IRS regulations hold both you and your spouse accountable for tax liability on a jointly filed return, even if you were unaware at the time that your spouse failed to report all eligible income. If you are seeking a divorce in Colorado and have filed a joint tax return, you may be held responsible for debt on underreported income that your spouse accrued without your knowledge. Innocent Spouse Relief can get you out from under a debt that does not belong to you, if you file the form and the IRS approves it.
It is important to file the form and apply for relief even if your divorce decree states that the responsibility will lie solely with your former spouse. Once Innocent Spouse Relief takes affect, the IRS will only attempt to collect the applicable taxes, penalties, and interest from your former spouse. You should be aware that not all debt qualifies for this type of relief.
To qualify for Innocent Spouse Relief, you are required to meet the following conditions:
- You filed your taxes jointly with your spouse or former spouse.

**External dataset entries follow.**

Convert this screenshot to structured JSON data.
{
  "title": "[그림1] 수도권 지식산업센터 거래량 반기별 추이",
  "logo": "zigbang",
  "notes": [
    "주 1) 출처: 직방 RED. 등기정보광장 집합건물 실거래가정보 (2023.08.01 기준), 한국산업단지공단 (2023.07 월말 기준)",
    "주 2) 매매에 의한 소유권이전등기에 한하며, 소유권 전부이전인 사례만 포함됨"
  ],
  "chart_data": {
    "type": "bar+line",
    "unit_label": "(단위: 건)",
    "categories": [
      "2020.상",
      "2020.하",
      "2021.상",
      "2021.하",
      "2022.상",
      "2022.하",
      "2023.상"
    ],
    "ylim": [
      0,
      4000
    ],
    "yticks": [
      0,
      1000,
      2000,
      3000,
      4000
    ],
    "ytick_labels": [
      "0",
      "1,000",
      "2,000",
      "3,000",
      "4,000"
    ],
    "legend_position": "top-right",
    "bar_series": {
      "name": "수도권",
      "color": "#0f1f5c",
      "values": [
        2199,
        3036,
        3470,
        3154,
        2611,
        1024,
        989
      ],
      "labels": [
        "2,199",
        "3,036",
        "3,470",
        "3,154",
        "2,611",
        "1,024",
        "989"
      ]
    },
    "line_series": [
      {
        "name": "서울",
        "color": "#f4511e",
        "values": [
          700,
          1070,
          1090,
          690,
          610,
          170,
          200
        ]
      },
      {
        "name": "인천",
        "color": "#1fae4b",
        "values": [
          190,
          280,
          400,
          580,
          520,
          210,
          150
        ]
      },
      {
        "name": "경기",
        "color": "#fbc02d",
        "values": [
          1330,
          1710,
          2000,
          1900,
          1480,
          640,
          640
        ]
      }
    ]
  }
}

- Your former spouse is shown to have understated tax for certain items.
- You can demonstrate that you had no knowledge of the understated tax when you signed the return.
- The IRS decided, after review, that it would be unfair to hold you responsible for the underreported tax.
When the IRS is considering granting you Innocent Spouse Relief, agents will weigh factors such as the impending divorce, whether your spouse deserted you, and whether or not you benefited in any way from the omission on the joint return.